Kolmogorov-Smirnov was conducted to evaluate the normality of quantitative data. The normally distributed quantitative data were described as Mean (standard error) [Mean (SE)], and comparison between the two groups was compared by independent sample t test. Non-normally distributed data were described as median and quartiles [M (Q1, Q3)]. Categorical data were described as number and percentage of cases [n (%)], Chi-square test was used for comparison between groups, and rank sum test was used for rank data. The missing values of variables were presented in S1 Table.

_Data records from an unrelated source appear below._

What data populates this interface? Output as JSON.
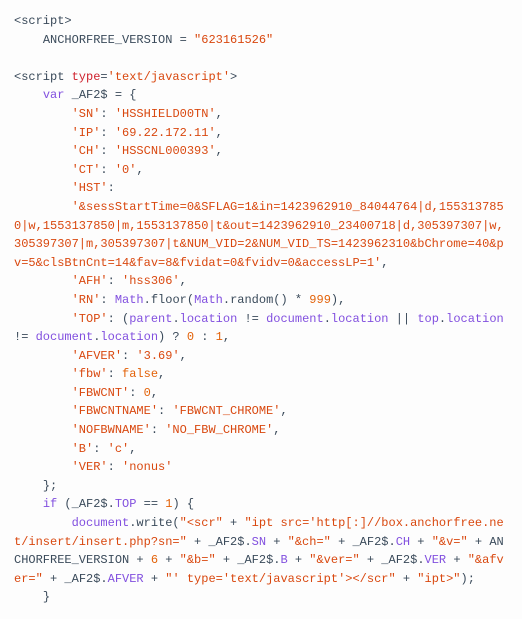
{
  "lines": {
    "l1_open": "<script>",
    "l2a": "    ANCHORFREE_VERSION ",
    "l2b": "=",
    "l2c": " ",
    "l2d": "\"623161526\"",
    "l3": "",
    "l4_open": "<script ",
    "l4_attr": "type",
    "l4_eq": "=",
    "l4_val": "'text/javascript'",
    "l4_close": ">",
    "l5a": "    ",
    "l5b": "var",
    "l5c": " _AF2$ ",
    "l5d": "=",
    "l5e": " {",
    "kv": [
      {
        "k": "'SN'",
        "v": "'HSSHIELD00TN'",
        "t": "str"
      },
      {
        "k": "'IP'",
        "v": "'69.22.172.11'",
        "t": "str"
      },
      {
        "k": "'CH'",
        "v": "'HSSCNL000393'",
        "t": "str"
      },
      {
        "k": "'CT'",
        "v": "'0'",
        "t": "str"
      }
    ],
    "hst_key": "'HST'",
    "hst_val": "'&sessStartTime=0&SFLAG=1&in=1423962910_84044764|d,1553137850|w,1553137850|m,1553137850|t&out=1423962910_23400718|d,305397307|w,305397307|m,305397307|t&NUM_VID=2&NUM_VID_TS=1423962310&bChrome=40&pv=5&clsBtnCnt=14&fav=8&fvidat=0&fvidv=0&accessLP=1'",
    "afh_key": "'AFH'",
    "afh_val": "'hss306'",
    "rn_key": "'RN'",
    "rn_a": "Math",
    "rn_b": ".floor(",
    "rn_c": "Math",
    "rn_d": ".random() ",
    "rn_e": "*",
    "rn_f": " ",
    "rn_g": "999",
    "rn_h": "),",
    "top_key": "'TOP'",
    "top_a": "(",
    "top_b": "parent",
    "top_c": ".",
    "top_d": "location",
    "top_e": " != ",
    "top_f": "document",
    "top_g": ".",
    "top_h": "location",
    "top_i": " || ",
    "top_j": "top",
    "top_k": ".",
    "top_l": "location",
    "top_m": " != ",
    "top_n": "document",
    "top_o": ".",
    "top_p": "location",
    "top_q": ") ? ",
    "top_r": "0",
    "top_s": " : ",
    "top_t": "1",
    "top_u": ",",
    "kv2": [
      {
        "k": "'AFVER'",
        "v": "'3.69'",
        "t": "str"
      },
      {
        "k": "'fbw'",
        "v": "false",
        "t": "bool"
      },
      {
        "k": "'FBWCNT'",
        "v": "0",
        "t": "num"
      },
      {
        "k": "'FBWCNTNAME'",
        "v": "'FBWCNT_CHROME'",
        "t": "str"
      },
      {
        "k": "'NOFBWNAME'",
        "v": "'NO_FBW_CHROME'",
        "t": "str"
      },
      {
        "k": "'B'",
        "v": "'c'",
        "t": "str"
      },
      {
        "k": "'VER'",
        "v": "'nonus'",
        "t": "str",
        "last": true
      }
    ],
    "close_obj": "    };",
    "if_a": "    ",
    "if_b": "if",
    "if_c": " (_AF2$.",
    "if_d": "TOP",
    "if_e": " == ",
    "if_f": "1",
    "if_g": ") {",
    "dw_a": "        ",
    "dw_b": "document",
    "dw_c": ".write(",
    "dw_d": "\"<scr\"",
    "dw_e": " + ",
    "dw_f": "\"ipt src='http[:]//box.anchorfree.net/insert/insert.php?sn=\"",
    "dw_g": " + _AF2$.",
    "dw_h": "SN",
    "dw_i": " + ",
    "dw_j": "\"&ch=\"",
    "dw_k": " + _AF2$.",
    "dw_l": "CH",
    "dw_m": " + ",
    "dw_n": "\"&v=\"",
    "dw_o": " + ANCHORFREE_VERSION + ",
    "dw_p": "6",
    "dw_q": " + ",
    "dw_r": "\"&b=\"",
    "dw_s": " + _AF2$.",
    "dw_t": "B",
    "dw_u": " + ",
    "dw_v": "\"&ver=\"",
    "dw_w": " + _AF2$.",
    "dw_x": "VER",
    "dw_y": " + ",
    "dw_z": "\"&afver=\"",
    "dw_za": " + _AF2$.",
    "dw_zb": "AFVER",
    "dw_zc": " + ",
    "dw_zd": "\"' type='text/javascript'></scr\"",
    "dw_ze": " + ",
    "dw_zf": "\"ipt>\"",
    "dw_zg": ");",
    "close_if": "    }"
  }
}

Due to the large proportion of missing values of poverty-to-income ratio and physical activity, the missing data was classified as unknown group. The remaining missing variables were manipulated based on the Random Forest chain equation multiple interpolation method, which were interpolated using the miceforest package in python. Sensitivity analysis revealed that there was no significant difference between the data before and after manipulation (S2 Table). With osteoporosis as an outcome, weighted univariable logistic regression models were used to investigate the correlations of carbohydrate, dietary fiber, or carbohydrate to fiber ratio with osteoporosis. With total femur BMD or femur neck BMD as outcomes, weighted linear regression models were adopted to assess the associations of carbohydrate, dietary fiber, or carbohydrate to fiber ratio with hip BMD respectively. Subgroup analysis was stratified by BMI. The interactions of BMI with carbohydrate, dietary fiber, or carbohydrate to fiber ratio on the odds ratio of osteoporosis in postmenopausal women were also evaluated. P<0.05 suggested the interaction was statistical different. Odds ratio (OR), β and 95% confidence interval (CI) were employed as effect size. All statistical tests were performed by a two-sided test with a test level of α = 0.05. Python 3.9 was used for missing value processing, and SAS 9.4 (SAS Institute Inc., Cary, NC, USA) was used for statistical analysis. P<0.05 was considered as statistically different.

Results

Comparisons of the characteristics of people with and without osteoporosis

A total of 5309 postmenopausal women were identified from the NHANES database. Among them, participants without the assessment of femur neck and total femur BMD (n = 1023), participants with osteoporosis history, or received anti-osteoporosis therapy (n = 632), and those without complete information of carbohydrate and dietary fiber intake (n = 94) were excluded. Participants with unusually low or high total energy intake (<500 kcal/day or >5000 kcal/day) (n = 55), and women with no data on marriage (n = 2), previous fracture (n = 1), parental fracture (n = 71), BMI (n = 9), circumference (n = 27) and Vitamin D (n = 566) were excluded. Finally, 2829 postmenopausal women were included. The flow chat of screen process of the participants was exhibited in Fig 1.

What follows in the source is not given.